The U.S. Supreme Court on Monday agreed to hear during its current term a case testing the legality of the 2010 health care law which has ignited a power struggle between the states and federal government.

Attorneys from the states and a small business group, as well as the Obama administration, asked the Court to hear the case just ahead of the start of their 2011-2012 term in late September.

The court’s ruling may have some influence in an election year when the struggling economy and what to do about it will be a main issue.

The law, passed in March of last year aims at closing the health coverage gap in the U.S. by insuring nearly every one of the 30 million people, or 15 percent of the country, who don’t have health insurance by requiring that each person buy insurance starting in 2014.

The law includes subsidies for those who can’t afford it, raising the ire of Republicans in Congress who aim for a smaller federal government.

The law passed in an acrimonious way, along sharply partisan lines.
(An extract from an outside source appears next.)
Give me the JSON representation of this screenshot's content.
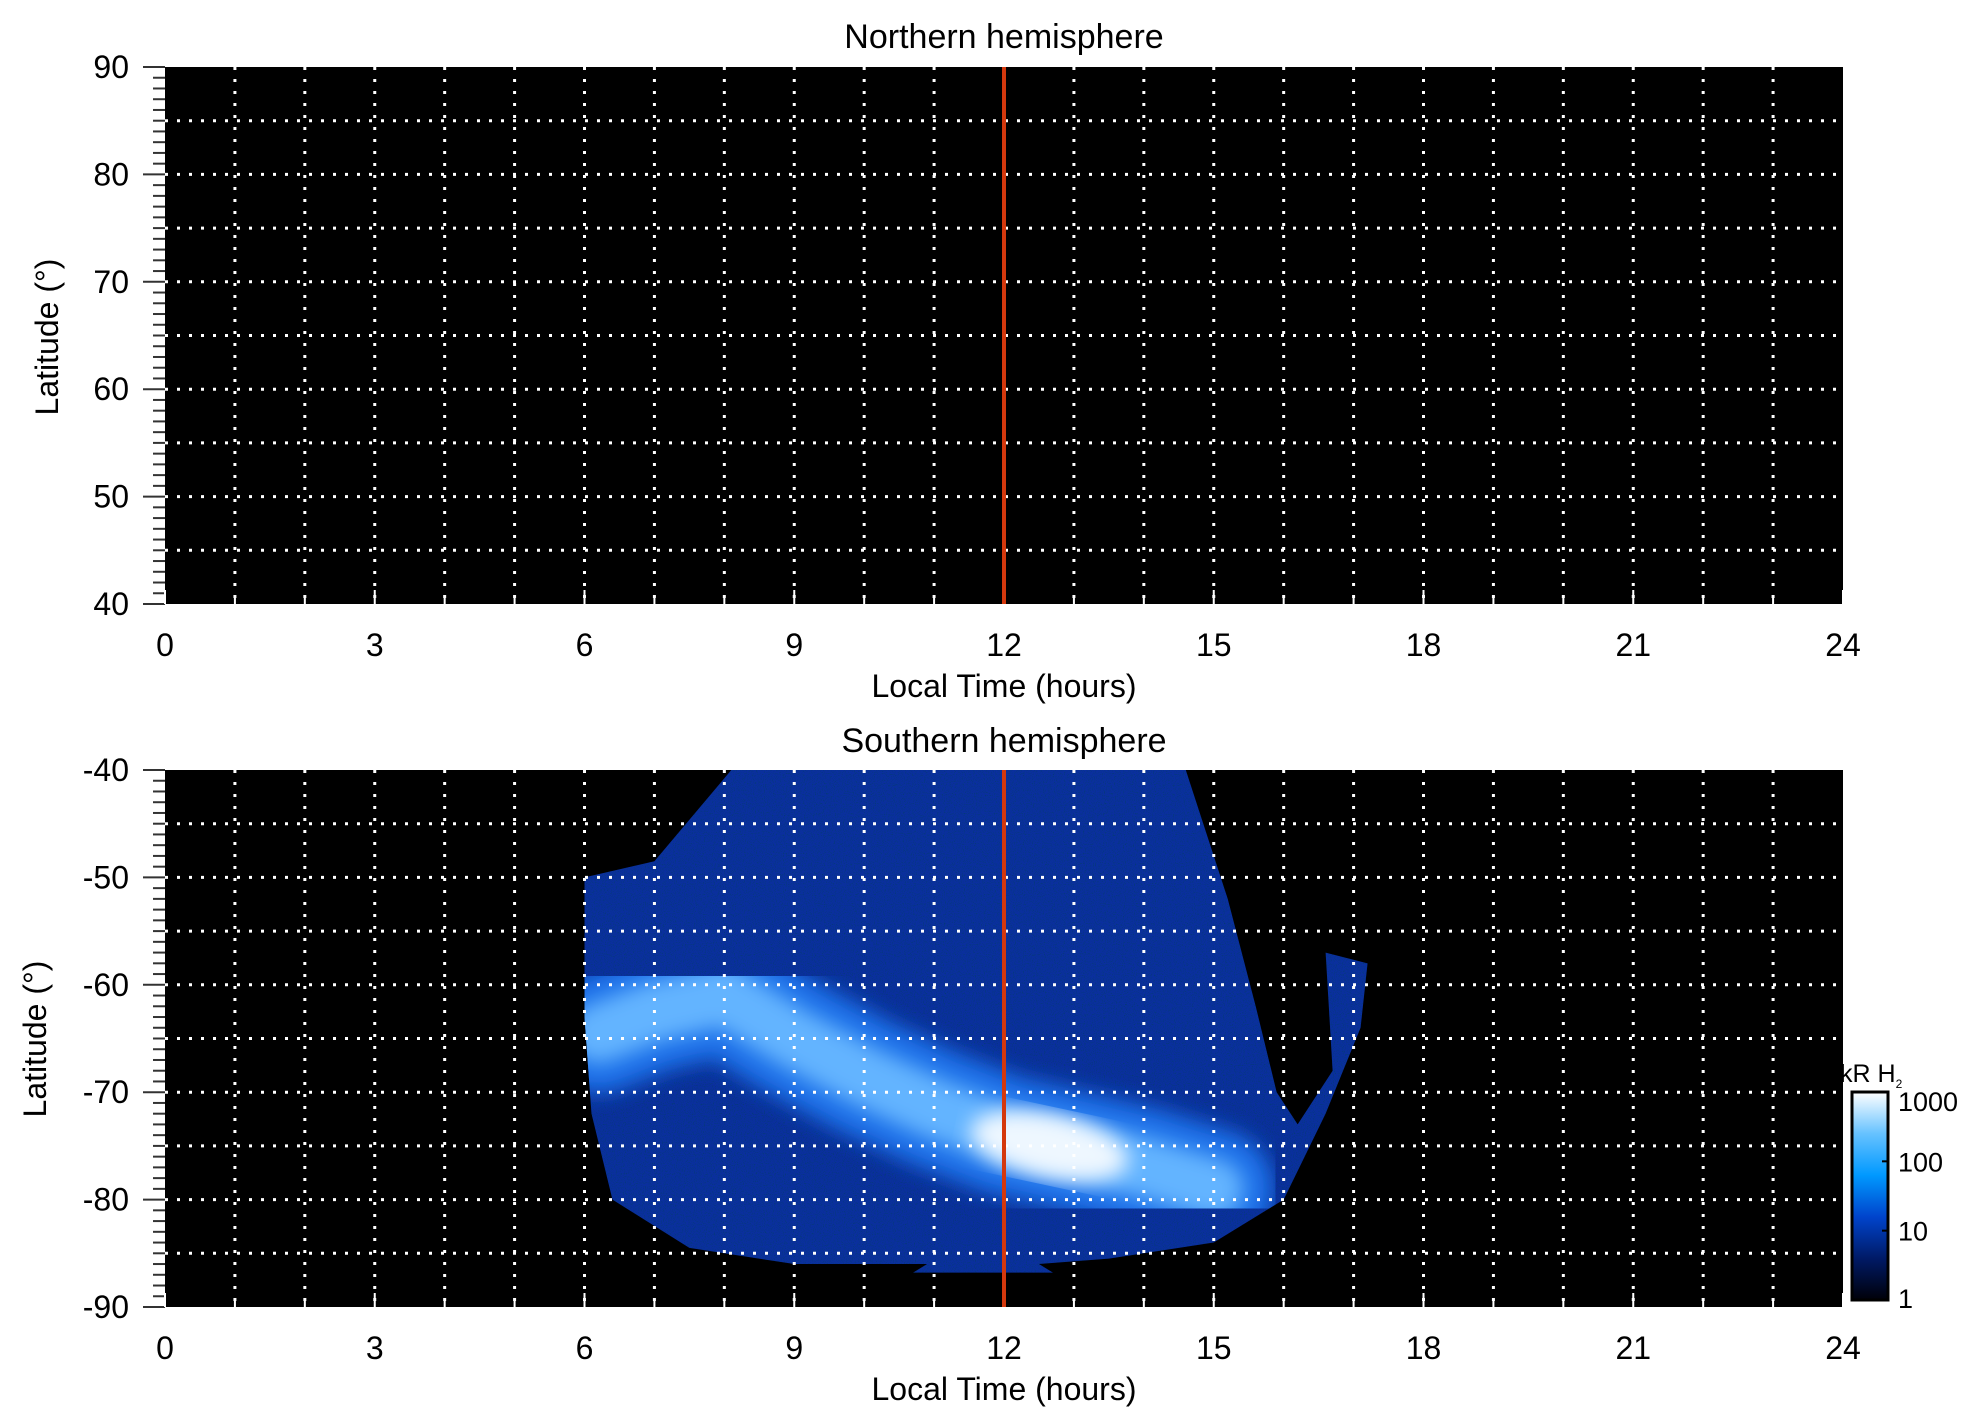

It has faced the threat of legal challenges even before it was signed into law by President Obama in March of 2010.

The central question, according to both the states and federal government, surrounds that the so-called individual mandate at the law’s center.
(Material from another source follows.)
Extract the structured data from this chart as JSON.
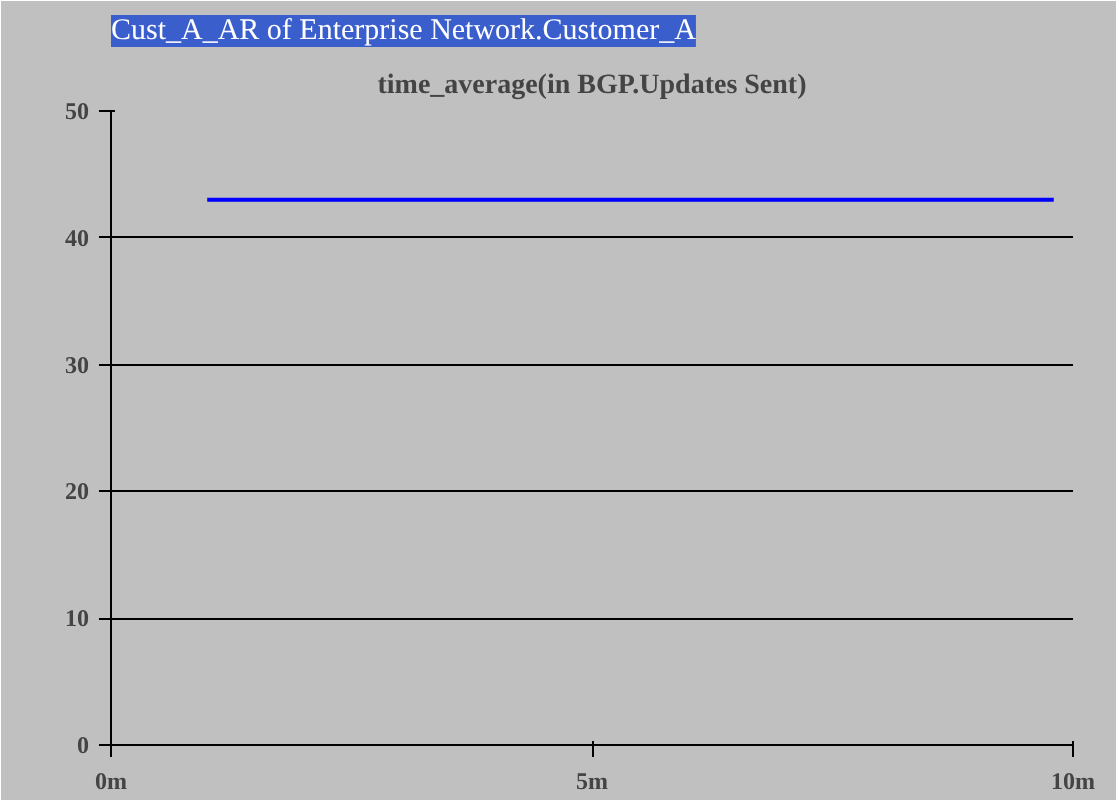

A federal court in Atlanta has ruled that the core of the law violated the Constitution, although it kept the rest of the law in effect.

In September, twenty-six states and National Federation of Independent Businesses asked the court to determine if the entire law should be blocked, not only the core requirement to purchase insurance.

The Department of Health and Human Services, which is working to implement the law, filed to have the case heard immediately after the states made their request.

“[D]espite the fact that the mandate is a ‘requirement’ that Congress itself deemed ‘essential’ to the Act’s new insurance regulations … the Eleventh Circuit held that the mandate is severable from the remainder of the Act,” the States and NFIB wrote in their petition.

“The question presented is whether the ACA (Affordable Care Act) must be invalidated in its entirety because it is non-severable from the individual mandate that exceeds Congress’ limited and enumerated powers under the Constitution.”